1. running sql 2005 on a dual proc 32bit server, 8gb ram, hyperthreaded, 3ghz clock. disk is a decent SAN, not sure of the specs though.
2. ddl for table:
CREATE TABLE [dbo].[fld](
[id] [bigint] NOT NULL,
[id2] [tinyint] NOT NULL,
[extid] [bigint] NOT NULL,
[dd] [bit] NOT NULL,
[mp] [tinyint] NOT NULL,
[ss] [tinyint] NOT NULL,
[cc] [datetime] NOT NULL,
[ff] [tinyint] NOT NULL,
[mm] [smallint] NOT NULL,
[ds] [smallint] NOT NULL
3. ddl for index (this is the only index on the table):
CREATE CLUSTERED INDEX [CIfld]
)WITH (FILLFACTOR=100, SORT_IN_TEMPDB = OFF, DROP_EXISTING = OFF, ONLINE = OFF)
4. extid column was not sorted to begin with. ordering was completely random.
Note that I have changed the column names, etc, to protect the innocent.

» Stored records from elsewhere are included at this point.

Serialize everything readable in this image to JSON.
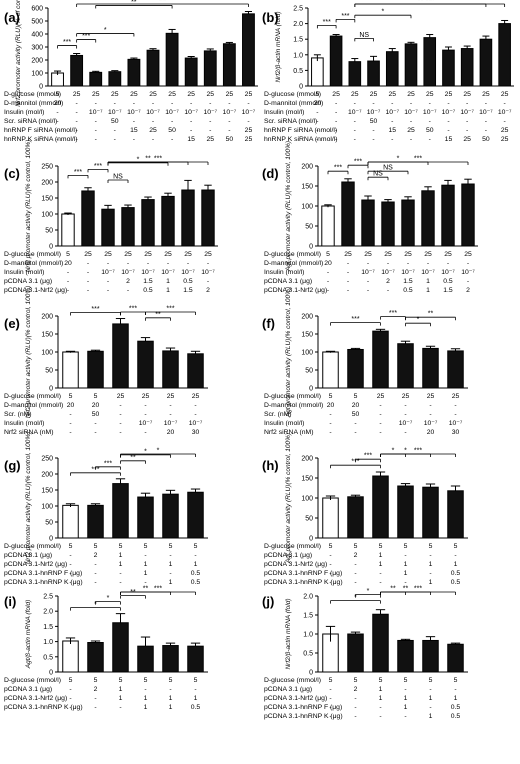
{
  "figure": {
    "panels": [
      "(a)",
      "(b)",
      "(c)",
      "(d)",
      "(e)",
      "(f)",
      "(g)",
      "(h)",
      "(i)",
      "(j)"
    ]
  },
  "chart_data": [
    {
      "type": "bar",
      "panel": "(a)",
      "ylabel": "Nrf2 promoter activity (RLU)(% of control)",
      "ylim": [
        0,
        600
      ],
      "yticks": [
        "0",
        "100",
        "200",
        "300",
        "400",
        "500",
        "600"
      ],
      "values": [
        100,
        235,
        105,
        110,
        205,
        275,
        405,
        215,
        270,
        325,
        555
      ],
      "errors": [
        15,
        15,
        8,
        8,
        10,
        12,
        30,
        12,
        15,
        10,
        18
      ],
      "condition_labels": [
        "D-glucose (mmol/l)",
        "D-mannitol (mmol/l)",
        "Insulin (mol/l)",
        "Scr. siRNA (mol/l)",
        "hnRNP F siRNA (nmol/l)",
        "hnRNP K siRNA (nmol/l)"
      ],
      "condition_values": [
        [
          "5",
          "25",
          "25",
          "25",
          "25",
          "25",
          "25",
          "25",
          "25",
          "25",
          "25"
        ],
        [
          "20",
          "-",
          "-",
          "-",
          "-",
          "-",
          "-",
          "-",
          "-",
          "-",
          "-"
        ],
        [
          "-",
          "-",
          "10⁻⁷",
          "10⁻⁷",
          "10⁻⁷",
          "10⁻⁷",
          "10⁻⁷",
          "10⁻⁷",
          "10⁻⁷",
          "10⁻⁷",
          "10⁻⁷"
        ],
        [
          "-",
          "-",
          "-",
          "50",
          "-",
          "-",
          "-",
          "-",
          "-",
          "-",
          "-"
        ],
        [
          "-",
          "-",
          "-",
          "-",
          "15",
          "25",
          "50",
          "-",
          "-",
          "-",
          "25"
        ],
        [
          "-",
          "-",
          "-",
          "-",
          "-",
          "-",
          "-",
          "15",
          "25",
          "50",
          "25"
        ]
      ],
      "significance": [
        {
          "from": 0,
          "to": 1,
          "label": "***"
        },
        {
          "from": 1,
          "to": 2,
          "label": "***"
        },
        {
          "from": 1,
          "to": 4,
          "label": "*"
        },
        {
          "from": 2,
          "to": 6,
          "label": "**"
        },
        {
          "from": 1,
          "to": 10,
          "label": "***"
        }
      ]
    },
    {
      "type": "bar",
      "panel": "(b)",
      "ylabel": "Nrf2/β-actin mRNA (fold)",
      "ylim": [
        0,
        2.5
      ],
      "yticks": [
        "0",
        "0.5",
        "1.0",
        "1.5",
        "2.0",
        "2.5"
      ],
      "values": [
        0.9,
        1.6,
        0.78,
        0.8,
        1.1,
        1.35,
        1.55,
        1.15,
        1.2,
        1.5,
        2.0
      ],
      "errors": [
        0.1,
        0.05,
        0.1,
        0.15,
        0.1,
        0.05,
        0.1,
        0.1,
        0.08,
        0.1,
        0.1
      ],
      "condition_labels": [
        "D-glucose (mmol/l)",
        "D-mannitol (mmol/l)",
        "Insulin (mol/l)",
        "Scr. siRNA (mol/l)",
        "hnRNP F siRNA (nmol/l)",
        "hnRNP K siRNA (nmol/l)"
      ],
      "condition_values": [
        [
          "5",
          "25",
          "25",
          "25",
          "25",
          "25",
          "25",
          "25",
          "25",
          "25",
          "25"
        ],
        [
          "20",
          "-",
          "-",
          "-",
          "-",
          "-",
          "-",
          "-",
          "-",
          "-",
          "-"
        ],
        [
          "-",
          "-",
          "10⁻⁷",
          "10⁻⁷",
          "10⁻⁷",
          "10⁻⁷",
          "10⁻⁷",
          "10⁻⁷",
          "10⁻⁷",
          "10⁻⁷",
          "10⁻⁷"
        ],
        [
          "-",
          "-",
          "-",
          "50",
          "-",
          "-",
          "-",
          "-",
          "-",
          "-",
          "-"
        ],
        [
          "-",
          "-",
          "-",
          "-",
          "15",
          "25",
          "50",
          "-",
          "-",
          "-",
          "25"
        ],
        [
          "-",
          "-",
          "-",
          "-",
          "-",
          "-",
          "-",
          "15",
          "25",
          "50",
          "25"
        ]
      ],
      "significance": [
        {
          "from": 0,
          "to": 1,
          "label": "***"
        },
        {
          "from": 1,
          "to": 2,
          "label": "***"
        },
        {
          "from": 2,
          "to": 3,
          "label": "NS"
        },
        {
          "from": 2,
          "to": 5,
          "label": "*"
        },
        {
          "from": 2,
          "to": 9,
          "label": "**"
        },
        {
          "from": 2,
          "to": 10,
          "label": "***"
        }
      ]
    },
    {
      "type": "bar",
      "panel": "(c)",
      "ylabel": "Nrf2 promoter activity (RLU)(% control, 100%)",
      "ylim": [
        0,
        250
      ],
      "yticks": [
        "0",
        "50",
        "100",
        "150",
        "200",
        "250"
      ],
      "values": [
        100,
        172,
        115,
        120,
        145,
        155,
        175,
        175
      ],
      "errors": [
        3,
        10,
        12,
        8,
        8,
        10,
        30,
        15
      ],
      "condition_labels": [
        "D-glucose (mmol/l)",
        "D-mannitol (mmol/l)",
        "Insulin (mol/l)",
        "pCDNA 3.1 (μg)",
        "pCDNA 3.1-Nrf2 (μg)"
      ],
      "condition_values": [
        [
          "5",
          "25",
          "25",
          "25",
          "25",
          "25",
          "25",
          "25"
        ],
        [
          "20",
          "-",
          "-",
          "-",
          "-",
          "-",
          "-",
          "-"
        ],
        [
          "-",
          "-",
          "10⁻⁷",
          "10⁻⁷",
          "10⁻⁷",
          "10⁻⁷",
          "10⁻⁷",
          "10⁻⁷"
        ],
        [
          "-",
          "-",
          "-",
          "2",
          "1.5",
          "1",
          "0.5",
          "-"
        ],
        [
          "-",
          "-",
          "-",
          "-",
          "0.5",
          "1",
          "1.5",
          "2"
        ]
      ],
      "significance": [
        {
          "from": 0,
          "to": 1,
          "label": "***"
        },
        {
          "from": 1,
          "to": 2,
          "label": "***"
        },
        {
          "from": 2,
          "to": 3,
          "label": "NS"
        },
        {
          "from": 2,
          "to": 5,
          "label": "*"
        },
        {
          "from": 2,
          "to": 6,
          "label": "**"
        },
        {
          "from": 2,
          "to": 7,
          "label": "***"
        }
      ]
    },
    {
      "type": "bar",
      "panel": "(d)",
      "ylabel": "Agt promoter activity (RLU)(% control, 100%)",
      "ylim": [
        0,
        200
      ],
      "yticks": [
        "0",
        "50",
        "100",
        "150",
        "200"
      ],
      "values": [
        100,
        160,
        115,
        110,
        115,
        138,
        152,
        155
      ],
      "errors": [
        3,
        8,
        10,
        6,
        8,
        10,
        12,
        12
      ],
      "condition_labels": [
        "D-glucose (mmol/l)",
        "D-mannitol (mmol/l)",
        "Insulin (mol/l)",
        "pCDNA 3.1 (μg)",
        "pCDNA 3.1-Nrf2 (μg)"
      ],
      "condition_values": [
        [
          "5",
          "25",
          "25",
          "25",
          "25",
          "25",
          "25",
          "25"
        ],
        [
          "20",
          "-",
          "-",
          "-",
          "-",
          "-",
          "-",
          "-"
        ],
        [
          "-",
          "-",
          "10⁻⁷",
          "10⁻⁷",
          "10⁻⁷",
          "10⁻⁷",
          "10⁻⁷",
          "10⁻⁷"
        ],
        [
          "-",
          "-",
          "-",
          "2",
          "1.5",
          "1",
          "0.5",
          "-"
        ],
        [
          "-",
          "-",
          "-",
          "-",
          "0.5",
          "1",
          "1.5",
          "2"
        ]
      ],
      "significance": [
        {
          "from": 0,
          "to": 1,
          "label": "***"
        },
        {
          "from": 1,
          "to": 2,
          "label": "***"
        },
        {
          "from": 2,
          "to": 3,
          "label": "NS"
        },
        {
          "from": 2,
          "to": 4,
          "label": "NS"
        },
        {
          "from": 2,
          "to": 5,
          "label": "*"
        },
        {
          "from": 2,
          "to": 7,
          "label": "***"
        }
      ]
    },
    {
      "type": "bar",
      "panel": "(e)",
      "ylabel": "Nrf2 promoter activity (RLU)(% control, 100%)",
      "ylim": [
        0,
        200
      ],
      "yticks": [
        "0",
        "50",
        "100",
        "150",
        "200"
      ],
      "values": [
        100,
        102,
        178,
        130,
        103,
        95
      ],
      "errors": [
        2,
        3,
        15,
        10,
        8,
        7
      ],
      "condition_labels": [
        "D-glucose (mmol/l)",
        "D-mannitol (mmol/l)",
        "Scr. (nM)",
        "Insulin (mol/l)",
        "Nrf2 siRNA (nM)"
      ],
      "condition_values": [
        [
          "5",
          "5",
          "25",
          "25",
          "25",
          "25"
        ],
        [
          "20",
          "20",
          "-",
          "-",
          "-",
          "-"
        ],
        [
          "-",
          "50",
          "-",
          "-",
          "-",
          "-"
        ],
        [
          "-",
          "-",
          "-",
          "10⁻⁷",
          "10⁻⁷",
          "10⁻⁷"
        ],
        [
          "-",
          "-",
          "-",
          "-",
          "20",
          "30"
        ]
      ],
      "significance": [
        {
          "from": 0,
          "to": 2,
          "label": "***"
        },
        {
          "from": 2,
          "to": 3,
          "label": "***"
        },
        {
          "from": 3,
          "to": 4,
          "label": "**"
        },
        {
          "from": 3,
          "to": 5,
          "label": "***"
        }
      ]
    },
    {
      "type": "bar",
      "panel": "(f)",
      "ylabel": "Agt promoter activity (RLU)(% control, 100%)",
      "ylim": [
        0,
        200
      ],
      "yticks": [
        "0",
        "50",
        "100",
        "150",
        "200"
      ],
      "values": [
        100,
        107,
        158,
        123,
        110,
        103
      ],
      "errors": [
        2,
        3,
        5,
        7,
        6,
        6
      ],
      "condition_labels": [
        "D-glucose (mmol/l)",
        "D-mannitol (mmol/l)",
        "Scr. (nM)",
        "Insulin (mol/l)",
        "Nrf2 siRNA (nM)"
      ],
      "condition_values": [
        [
          "5",
          "5",
          "25",
          "25",
          "25",
          "25"
        ],
        [
          "20",
          "20",
          "-",
          "-",
          "-",
          "-"
        ],
        [
          "-",
          "50",
          "-",
          "-",
          "-",
          "-"
        ],
        [
          "-",
          "-",
          "-",
          "10⁻⁷",
          "10⁻⁷",
          "10⁻⁷"
        ],
        [
          "-",
          "-",
          "-",
          "-",
          "20",
          "30"
        ]
      ],
      "significance": [
        {
          "from": 0,
          "to": 2,
          "label": "***"
        },
        {
          "from": 2,
          "to": 3,
          "label": "***"
        },
        {
          "from": 3,
          "to": 4,
          "label": "*"
        },
        {
          "from": 3,
          "to": 5,
          "label": "**"
        }
      ]
    },
    {
      "type": "bar",
      "panel": "(g)",
      "ylabel": "Nrf2 promoter activity (RLU)(% control, 100%)",
      "ylim": [
        0,
        250
      ],
      "yticks": [
        "0",
        "50",
        "100",
        "150",
        "200",
        "250"
      ],
      "values": [
        102,
        102,
        170,
        128,
        137,
        143
      ],
      "errors": [
        5,
        5,
        15,
        12,
        12,
        10
      ],
      "condition_labels": [
        "D-glucose (mmol/l)",
        "pCDNA 3.1 (μg)",
        "pCDNA 3.1-Nrf2 (μg)",
        "pCDNA 3.1-hnRNP F (μg)",
        "pCDNA 3.1-hnRNP K (μg)"
      ],
      "condition_values": [
        [
          "5",
          "5",
          "5",
          "5",
          "5",
          "5"
        ],
        [
          "-",
          "2",
          "1",
          "-",
          "-",
          "-"
        ],
        [
          "-",
          "-",
          "1",
          "1",
          "1",
          "1"
        ],
        [
          "-",
          "-",
          "-",
          "1",
          "-",
          "0.5"
        ],
        [
          "-",
          "-",
          "-",
          "-",
          "1",
          "0.5"
        ]
      ],
      "significance": [
        {
          "from": 0,
          "to": 2,
          "label": "***"
        },
        {
          "from": 1,
          "to": 2,
          "label": "***"
        },
        {
          "from": 2,
          "to": 3,
          "label": "**"
        },
        {
          "from": 2,
          "to": 4,
          "label": "*"
        },
        {
          "from": 2,
          "to": 5,
          "label": "*"
        }
      ]
    },
    {
      "type": "bar",
      "panel": "(h)",
      "ylabel": "Agt promoter activity (RLU)(% control, 100%)",
      "ylim": [
        0,
        200
      ],
      "yticks": [
        "0",
        "50",
        "100",
        "150",
        "200"
      ],
      "values": [
        100,
        103,
        155,
        130,
        127,
        118
      ],
      "errors": [
        5,
        4,
        10,
        6,
        8,
        12
      ],
      "condition_labels": [
        "D-glucose (mmol/l)",
        "pCDNA 3.1 (μg)",
        "pCDNA 3.1-Nrf2 (μg)",
        "pCDNA 3.1-hnRNP F (μg)",
        "pCDNA 3.1-hnRNP K (μg)"
      ],
      "condition_values": [
        [
          "5",
          "5",
          "5",
          "5",
          "5",
          "5"
        ],
        [
          "-",
          "2",
          "1",
          "-",
          "-",
          "-"
        ],
        [
          "-",
          "-",
          "1",
          "1",
          "1",
          "1"
        ],
        [
          "-",
          "-",
          "-",
          "1",
          "-",
          "0.5"
        ],
        [
          "-",
          "-",
          "-",
          "-",
          "1",
          "0.5"
        ]
      ],
      "significance": [
        {
          "from": 0,
          "to": 2,
          "label": "***"
        },
        {
          "from": 1,
          "to": 2,
          "label": "***"
        },
        {
          "from": 2,
          "to": 3,
          "label": "*"
        },
        {
          "from": 2,
          "to": 4,
          "label": "*"
        },
        {
          "from": 2,
          "to": 5,
          "label": "***"
        }
      ]
    },
    {
      "type": "bar",
      "panel": "(i)",
      "ylabel": "Agt/β-actin mRNA (fold)",
      "ylim": [
        0,
        2.5
      ],
      "yticks": [
        "0",
        "0.5",
        "1.0",
        "1.5",
        "2.0",
        "2.5"
      ],
      "values": [
        1.02,
        0.97,
        1.62,
        0.85,
        0.87,
        0.85
      ],
      "errors": [
        0.1,
        0.05,
        0.3,
        0.3,
        0.08,
        0.1
      ],
      "condition_labels": [
        "D-glucose (mmol/l)",
        "pCDNA 3.1 (μg)",
        "pCDNA 3.1-Nrf2 (μg)",
        "pCDNA 3.1-hnRNP K (μg)"
      ],
      "condition_values": [
        [
          "5",
          "5",
          "5",
          "5",
          "5",
          "5"
        ],
        [
          "-",
          "2",
          "1",
          "-",
          "-",
          "-"
        ],
        [
          "-",
          "-",
          "1",
          "1",
          "1",
          "1"
        ],
        [
          "-",
          "-",
          "-",
          "1",
          "1",
          "0.5"
        ]
      ],
      "significance": [
        {
          "from": 0,
          "to": 2,
          "label": "*"
        },
        {
          "from": 1,
          "to": 2,
          "label": "*"
        },
        {
          "from": 2,
          "to": 3,
          "label": "**"
        },
        {
          "from": 2,
          "to": 4,
          "label": "**"
        },
        {
          "from": 2,
          "to": 5,
          "label": "***"
        }
      ]
    },
    {
      "type": "bar",
      "panel": "(j)",
      "ylabel": "Nrf2/β-actin mRNA (fold)",
      "ylim": [
        0,
        2.0
      ],
      "yticks": [
        "0",
        "0.5",
        "1.0",
        "1.5",
        "2.0"
      ],
      "values": [
        1.0,
        1.0,
        1.52,
        0.83,
        0.83,
        0.73
      ],
      "errors": [
        0.2,
        0.05,
        0.12,
        0.03,
        0.1,
        0.03
      ],
      "condition_labels": [
        "D-glucose (mmol/l)",
        "pCDNA 3.1 (μg)",
        "pCDNA 3.1-Nrf2 (μg)",
        "pCDNA 3.1-hnRNP F (μg)",
        "pCDNA 3.1-hnRNP K (μg)"
      ],
      "condition_values": [
        [
          "5",
          "5",
          "5",
          "5",
          "5",
          "5"
        ],
        [
          "-",
          "2",
          "1",
          "-",
          "-",
          "-"
        ],
        [
          "-",
          "-",
          "1",
          "1",
          "1",
          "1"
        ],
        [
          "-",
          "-",
          "-",
          "1",
          "-",
          "0.5"
        ],
        [
          "-",
          "-",
          "-",
          "-",
          "1",
          "0.5"
        ]
      ],
      "significance": [
        {
          "from": 0,
          "to": 2,
          "label": "*"
        },
        {
          "from": 1,
          "to": 2,
          "label": "*"
        },
        {
          "from": 2,
          "to": 3,
          "label": "**"
        },
        {
          "from": 2,
          "to": 4,
          "label": "**"
        },
        {
          "from": 2,
          "to": 5,
          "label": "***"
        }
      ]
    }
  ]
}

I can't go into details about what it's for or I'd be violating NDA type stuff.
because this table is not transactional. no inserts after the index is built, only selects
Originally Posted by MCrowley
Is extid supposed to be an identity field?
No. It's not a unique column. However is highly selective. requirement was to return ranges of extid also ordered by extid, I found reads were fastest if I built a clustered index on this column just for this purpose.
Originally Posted by Brett
What happens if you load it with now index, unloaded with QUERYOUT sorted by the id, then reload it, and then build the index?
That could be something to try if I ever need to do this again. I didn't look at other methods because 1.25 hrs was more than acceptable for building this index.